Kamis, 16 September 2010

KUKU KAKIKU KAKU-KAKU

Seklasik-klasiknya bahasa yang digunakan al-Quran, peran manusia dalam menafsirkan wahyu-wahyu Tuhan tidak akan lepas dari sifat progresif manusia (cf. Sztompka, 2004). Formula kimiawi tubuh yang berubah-ubah membuat manusia menjadi makhluk yang bergerak (cf. O'Hare for New Scientist).

Dan karena manusia itu bergerak; maka bahasapun begitu (cf. Chaer, 2003; Eifring and Theil, 2005). Oleh karenanya, saya lebih sepaham dengan opini ilmuwan Turki spt. Nursi dalam menafsirkan al-Quran.

Aliran garis keras seperti Wahabbi yang kemudian "diterjemahkan" ke Indonesia secara politis oleh Hizbut Tahrir dalam kaitannya menerapkan ajaran agama dengan kekakuan benar tidak saya mengerti.

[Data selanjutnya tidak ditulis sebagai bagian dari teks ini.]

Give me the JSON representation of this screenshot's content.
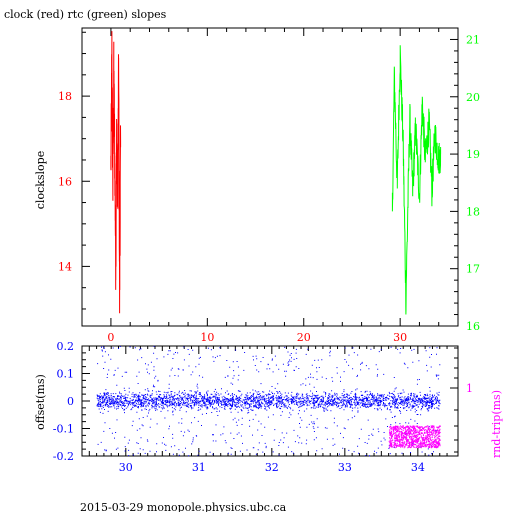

Dimana bumi berpijak dan langit dijunjung, di situlah al-Quran menjadi pedoman. Menurut saya, konteks historis, geografis, demografis, dan antropologi tidak mungkin bisa dilepaskan begitu saja dalam menafsirkan wahyu Tuhan sehingga memungkinkan bagi wahyu-wahyu tsb. lebih fleksibel ketika memasuki alam (pikiran) yang dinamis dan luar biasa beragam. Perbedaan adalah satu dari rahmatNya. Ketidakmampuan mengatur testosteron logis ketika melahirkan vandalisme. Waktunya melemaskan otot-otot dengan berolahraga mungkin?

Rabu, 15 September 2010

OPINI - PERANG NAFSU SETAN

Satu dari empat penduduk Israel tidak beragama Yahudi (cf. Finkelstein, 2010: 47). Kenapa pemerintah Israel begitu memaksakan diri untuk disebut sebagai negara Yahudi? Berazas Pancasila, Indonesia dengan penduduk muslim terbesar di dunia saja tidak bisa disebut sebagai negara Islam. Politikus Israel yang mempertahankan zionisme sama anehnya dengan parpol "islamis" di Indonesia yang (pura-pura) mengislamkan kebinekaan. Jadi, penjajahan yang dilakukan Israel atas nama ideologi itu maksa beraaat... Bahkan bisa dibilang ideologinya itu fana. Adapun 'fait accompli' dari Israel ya penjajahannya itu sendiri; bukan ideologinya--yang dengan sendirinya meredup sejak serangan ke Gaza di tahun-tahun terakhir yang bahkan telah dikritik keras oleh orang Yahudi itu sendiri yang tinggal di AS, Kanada dan beberapa negara dari barikade barat lainnya. Keredupan zionisme sama halnya dengan islamisme yang dipraktikan melalui jalur politis yang pada akhirnya dapat menodai agama akibat sistem politik itu sendiri (band. Wahid, 2009). Politikus yang menggunakan metode sejenis bisa jadi adalah: (a) zombie penduduk Sodom Gomora yang gila perhatian; (b) si hijau super kolot; atau (c) pebisnis salah tempat. Alih-alih menyebut konflik Gaza sebagai perang ideologi; saya lebih berat 'tuk menyebutnya sebagai perang nafsu setan.

RUJUKAN
Finkelstein, Norman G. 2010. This Time We Went Too Far: Truth & Consequences of the Gaza Invasion. New York: OR Books.
Wahid, Abdurrahman. 2009. Ilusi Negara Islam: Ekspansi Gerakan Islam Transnasional di Indonesia. Jakarta: The Wahid Institute.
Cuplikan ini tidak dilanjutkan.